TICAGRELOR LIMITS MYOCARDIAL INFARCT SIZE- AN ADENOSINE AND COX2 DEPENDENT EFFECT
Yochai Birnbaum, M.D., Baylor College of Medicine, Texas, USA
Background: In a phase III clinical trial (PLATO) Ticagrelor (TIC) showed better clinical outcomes than Clopidogrel (CLOP) in patients with acute coronary syndromes. In addition to P2Y12 receptor antagonism, TIC prevents cell uptake of adenosine and thus, may augment adenosine effects. Adenosine protects the heart against ischemia-reperfusion injury. We compared the effects of CLOP and TIC on myocardial infarct size (IS).
Methods: Rats received oral TIC (0, 75, 150 or 300 mg/kg/d) or CLOP (30 or 90 mg/kg/d) for 7d and underwent 30min coronary artery ligation and 24h reperfusion. Area at risk (AR) was assessed by blue dye and IS by TTC. We assessed whether adenosine receptor inhibition (CGS15943, an A2A/A1 antagonist) or COX inhibition by either aspirin (5, 10, or 25 mg/kg) or specific COX1 (SC560) or COX2 (SC5815) inhibitors could reduce the IS-limiting effects of TIC. COX2 enzyme activity was assessed by ELISA and expression by rt-PCR.
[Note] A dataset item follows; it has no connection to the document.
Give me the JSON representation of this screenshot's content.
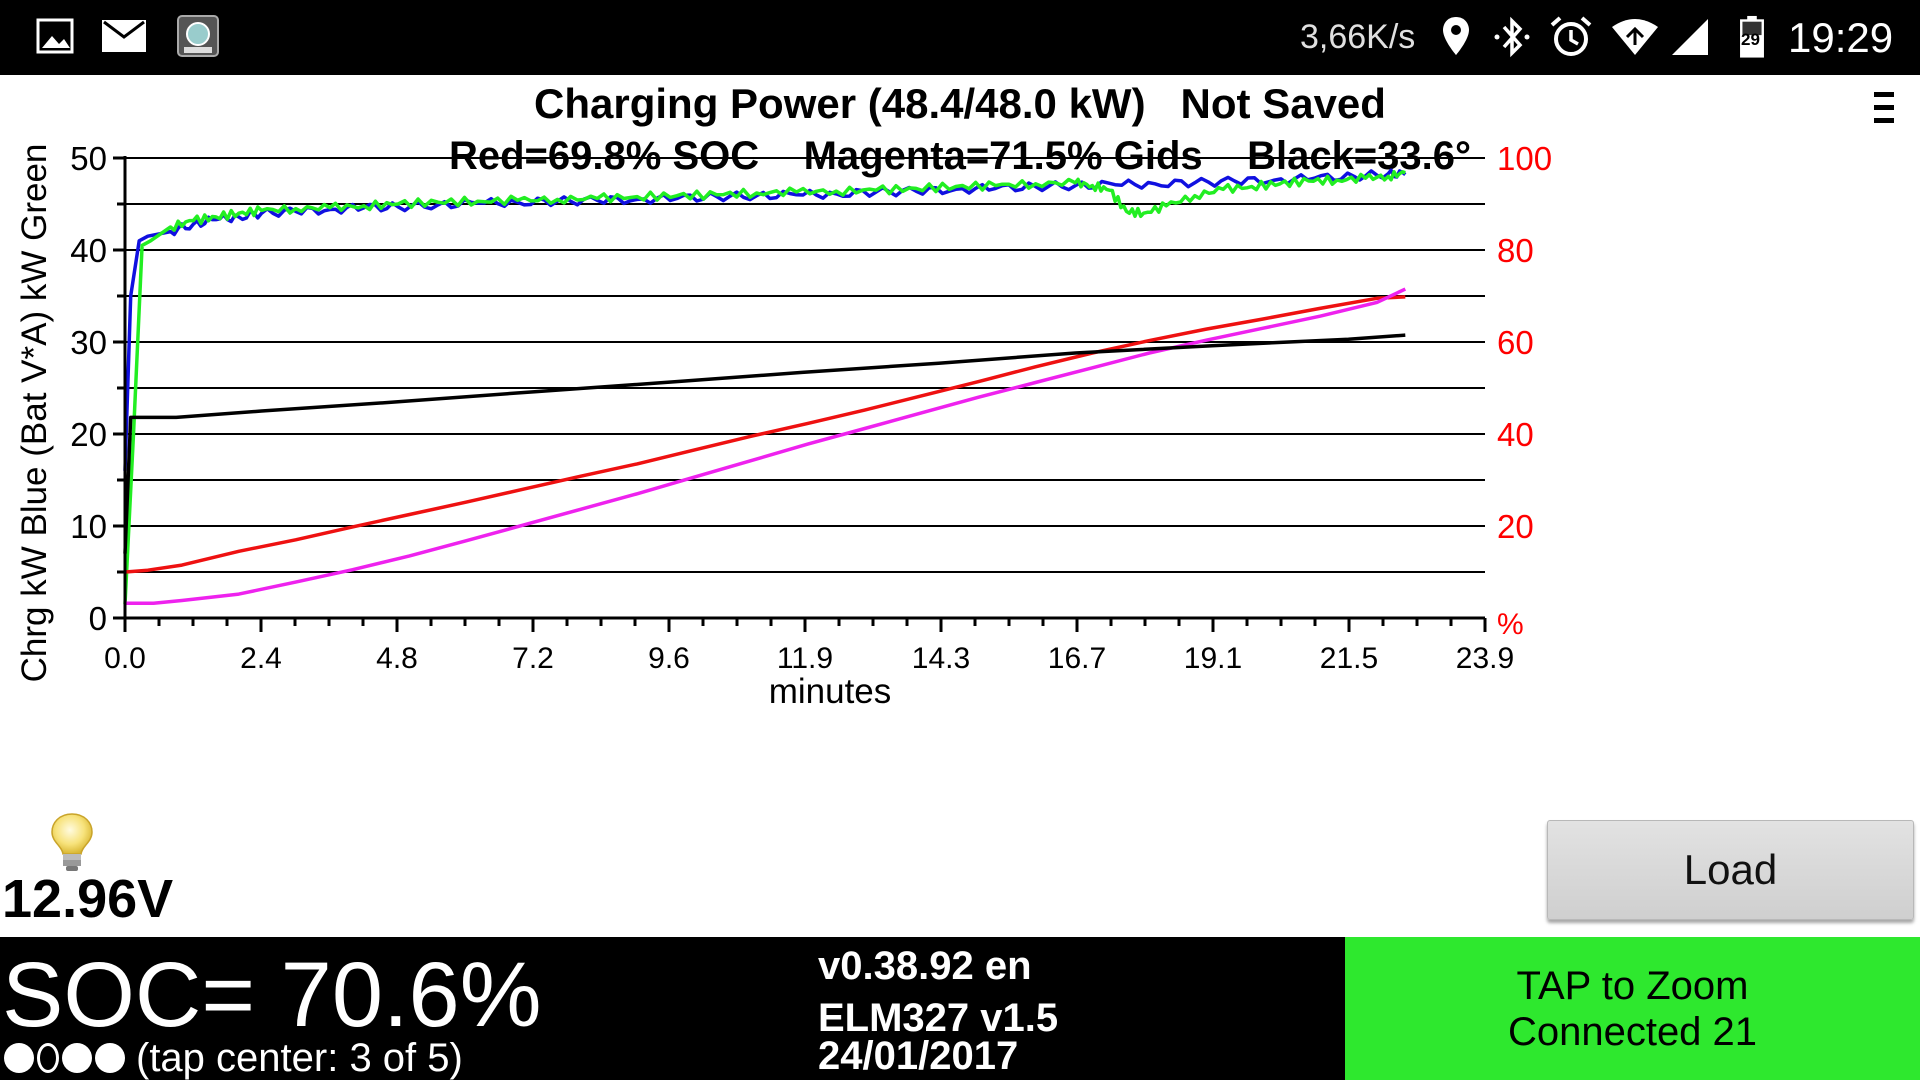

Results: TIC, dose-dependently, reduced IS (IS in the control group was 53.2±2.4% of the AR and 42.2±1.6%, 34.7±1.3% and 22.3±1.3% in the TIC 75, 150 and 300 mg/kg/d, respectively), whereas CLOP had no effect (50.2±1.1% and 50.5±2.0%, respectively). Adenosine receptor antagonism blocked the TIC effect. COX2 inhibition by SC5815 or high-dose (10 and 25 mg/kg/d) aspirin attenuated the IS-limiting effect of TIC, whereas COX1 inhibition or low-dose aspirin (5 mg/kg/d) had no effect. TIC, but not CLOP, upregulated COX2 expression and activity. This effect was blocked by adenosine receptor antagonism. TIC, but not CLOP increased Akt and eNOS phosphorylation.
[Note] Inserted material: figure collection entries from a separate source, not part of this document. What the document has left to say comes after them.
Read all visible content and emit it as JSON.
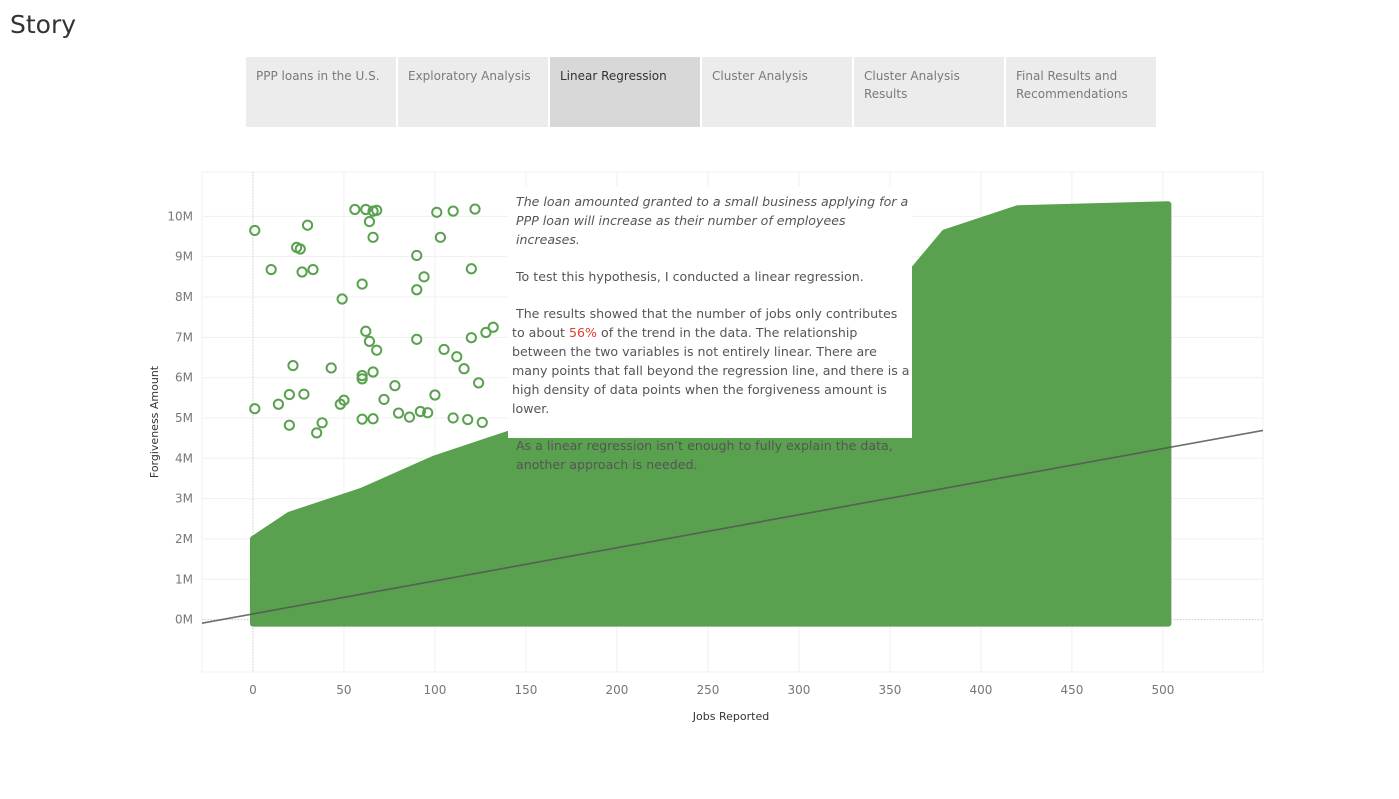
{
  "app": {
    "title": "Story"
  },
  "tabs": [
    {
      "label": "PPP loans in the U.S.",
      "active": false
    },
    {
      "label": "Exploratory Analysis",
      "active": false
    },
    {
      "label": "Linear Regression",
      "active": true
    },
    {
      "label": "Cluster Analysis",
      "active": false
    },
    {
      "label": "Cluster Analysis Results",
      "active": false
    },
    {
      "label": "Final Results and Recommendations",
      "active": false
    }
  ],
  "callout": {
    "hypothesis": "The loan amounted granted to a small business applying for a PPP loan will increase as their number of employees increases.",
    "test": "To test this hypothesis, I conducted a linear regression.",
    "results_pre": "The results showed that the number of jobs only contributes to about",
    "results_highlight": "56%",
    "results_post": "of the trend in the data. The relationship between the two variables is not entirely linear. There are many points that fall beyond the regression line, and there is a high density of data points when the forgiveness amount is lower.",
    "conclusion": "As a linear regression isn’t enough to fully explain the data, another approach is needed."
  },
  "colors": {
    "marker": "#59a14f",
    "trend_line": "#555555",
    "highlight": "#e03c31",
    "active_tab": "#d8d8d8",
    "inactive_tab": "#ececec"
  },
  "chart_data": {
    "type": "scatter",
    "xlabel": "Jobs Reported",
    "ylabel": "Forgiveness Amount",
    "xlim": [
      -28,
      555
    ],
    "ylim": [
      -1300000,
      11100000
    ],
    "x_ticks": [
      0,
      50,
      100,
      150,
      200,
      250,
      300,
      350,
      400,
      450,
      500
    ],
    "x_tick_labels": [
      "0",
      "50",
      "100",
      "150",
      "200",
      "250",
      "300",
      "350",
      "400",
      "450",
      "500"
    ],
    "y_ticks": [
      0,
      1000000,
      2000000,
      3000000,
      4000000,
      5000000,
      6000000,
      7000000,
      8000000,
      9000000,
      10000000
    ],
    "y_tick_labels": [
      "0M",
      "1M",
      "2M",
      "3M",
      "4M",
      "5M",
      "6M",
      "7M",
      "8M",
      "9M",
      "10M"
    ],
    "grid": true,
    "marker": "hollow-circle",
    "trend_line": {
      "slope": 8200,
      "intercept": 140000,
      "r_squared": 0.56
    },
    "series": [
      {
        "points": [
          [
            1,
            9650000
          ],
          [
            10,
            8680000
          ],
          [
            24,
            9230000
          ],
          [
            26,
            9190000
          ],
          [
            30,
            9780000
          ],
          [
            27,
            8620000
          ],
          [
            33,
            8680000
          ],
          [
            56,
            10170000
          ],
          [
            62,
            10170000
          ],
          [
            66,
            10130000
          ],
          [
            64,
            9870000
          ],
          [
            66,
            9480000
          ],
          [
            68,
            10150000
          ],
          [
            101,
            10100000
          ],
          [
            110,
            10130000
          ],
          [
            122,
            10180000
          ],
          [
            103,
            9480000
          ],
          [
            90,
            9030000
          ],
          [
            94,
            8500000
          ],
          [
            90,
            8180000
          ],
          [
            49,
            7950000
          ],
          [
            60,
            8320000
          ],
          [
            120,
            8700000
          ],
          [
            62,
            7150000
          ],
          [
            64,
            6900000
          ],
          [
            68,
            6680000
          ],
          [
            90,
            6950000
          ],
          [
            105,
            6700000
          ],
          [
            116,
            6220000
          ],
          [
            112,
            6520000
          ],
          [
            22,
            6300000
          ],
          [
            43,
            6240000
          ],
          [
            66,
            6140000
          ],
          [
            60,
            6050000
          ],
          [
            60,
            5970000
          ],
          [
            78,
            5800000
          ],
          [
            20,
            5580000
          ],
          [
            28,
            5590000
          ],
          [
            14,
            5340000
          ],
          [
            1,
            5230000
          ],
          [
            50,
            5440000
          ],
          [
            48,
            5340000
          ],
          [
            72,
            5460000
          ],
          [
            100,
            5570000
          ],
          [
            96,
            5130000
          ],
          [
            110,
            5000000
          ],
          [
            124,
            5870000
          ],
          [
            132,
            7250000
          ],
          [
            128,
            7120000
          ],
          [
            120,
            6990000
          ],
          [
            20,
            4820000
          ],
          [
            35,
            4630000
          ],
          [
            38,
            4880000
          ],
          [
            60,
            4970000
          ],
          [
            66,
            4980000
          ],
          [
            80,
            5120000
          ],
          [
            86,
            5020000
          ],
          [
            92,
            5160000
          ],
          [
            118,
            4960000
          ],
          [
            126,
            4890000
          ]
        ]
      }
    ]
  }
}
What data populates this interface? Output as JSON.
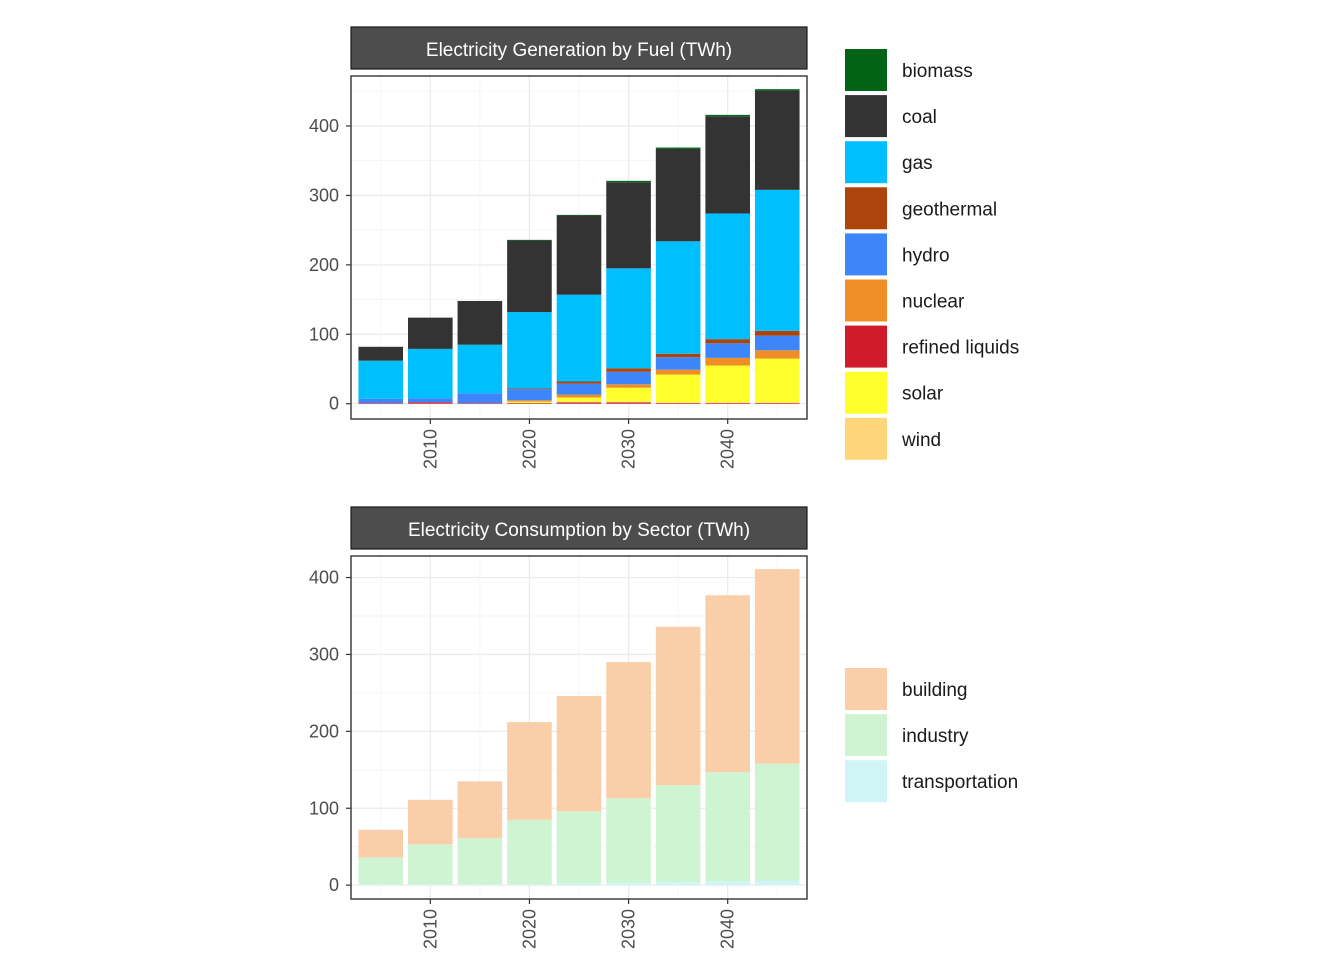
{
  "colors": {
    "biomass": "#006414",
    "coal": "#333333",
    "gas": "#00bfff",
    "geothermal": "#ad440c",
    "hydro": "#3d86f9",
    "nuclear": "#ef8e27",
    "refined liquids": "#d01c2a",
    "solar": "#ffff2b",
    "wind": "#fdd67b",
    "building": "#facea8",
    "industry": "#cef4d1",
    "transportation": "#d0f5f7",
    "strip_fill": "#4d4d4d",
    "grid": "#ebebeb"
  },
  "chart_data": [
    {
      "type": "bar",
      "stacked": true,
      "title": "Electricity Generation by Fuel (TWh)",
      "x": [
        2005,
        2010,
        2015,
        2020,
        2025,
        2030,
        2035,
        2040,
        2045
      ],
      "x_ticks": [
        "2010",
        "2020",
        "2030",
        "2040"
      ],
      "xlim": [
        2002,
        2048
      ],
      "y_ticks": [
        "0",
        "100",
        "200",
        "300",
        "400"
      ],
      "ylim": [
        -22,
        472
      ],
      "grid": true,
      "legend_position": "right",
      "series": [
        {
          "name": "refined liquids",
          "values": [
            1,
            2,
            1,
            1,
            2,
            2,
            1,
            1,
            1
          ]
        },
        {
          "name": "wind",
          "values": [
            0,
            0,
            0,
            0,
            1,
            1,
            1,
            1,
            1
          ]
        },
        {
          "name": "solar",
          "values": [
            0,
            0,
            0,
            2,
            6,
            20,
            40,
            53,
            63
          ]
        },
        {
          "name": "nuclear",
          "values": [
            0,
            0,
            0,
            2,
            4,
            5,
            7,
            11,
            12
          ]
        },
        {
          "name": "hydro",
          "values": [
            6,
            6,
            14,
            16,
            16,
            18,
            18,
            21,
            21
          ]
        },
        {
          "name": "geothermal",
          "values": [
            0,
            0,
            0,
            1,
            3,
            5,
            5,
            6,
            7
          ]
        },
        {
          "name": "gas",
          "values": [
            55,
            71,
            70,
            110,
            125,
            144,
            162,
            181,
            203
          ]
        },
        {
          "name": "coal",
          "values": [
            20,
            45,
            63,
            103,
            114,
            124,
            133,
            140,
            143
          ]
        },
        {
          "name": "biomass",
          "values": [
            0,
            0,
            0,
            1,
            1,
            2,
            2,
            2,
            2
          ]
        }
      ],
      "legend": [
        "biomass",
        "coal",
        "gas",
        "geothermal",
        "hydro",
        "nuclear",
        "refined liquids",
        "solar",
        "wind"
      ]
    },
    {
      "type": "bar",
      "stacked": true,
      "title": "Electricity Consumption by Sector (TWh)",
      "x": [
        2005,
        2010,
        2015,
        2020,
        2025,
        2030,
        2035,
        2040,
        2045
      ],
      "x_ticks": [
        "2010",
        "2020",
        "2030",
        "2040"
      ],
      "xlim": [
        2002,
        2048
      ],
      "y_ticks": [
        "0",
        "100",
        "200",
        "300",
        "400"
      ],
      "ylim": [
        -18,
        428
      ],
      "grid": true,
      "legend_position": "right",
      "series": [
        {
          "name": "transportation",
          "values": [
            1,
            1,
            1,
            1,
            2,
            3,
            4,
            5,
            6
          ]
        },
        {
          "name": "industry",
          "values": [
            35,
            52,
            60,
            84,
            94,
            110,
            126,
            142,
            152
          ]
        },
        {
          "name": "building",
          "values": [
            36,
            58,
            74,
            127,
            150,
            177,
            206,
            230,
            253
          ]
        }
      ],
      "legend": [
        "building",
        "industry",
        "transportation"
      ]
    }
  ]
}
Conclusions: TIC, but not CLP reduces myocardial IS. The protective effect of TIC was dependent on adenosine receptor activation with downstream upregulation of eNOS and COX2 activity. Blocking COX2 with either specific COX2 inhibitor or high-dose of aspirin abrogated the IS-limiting effects of TIC.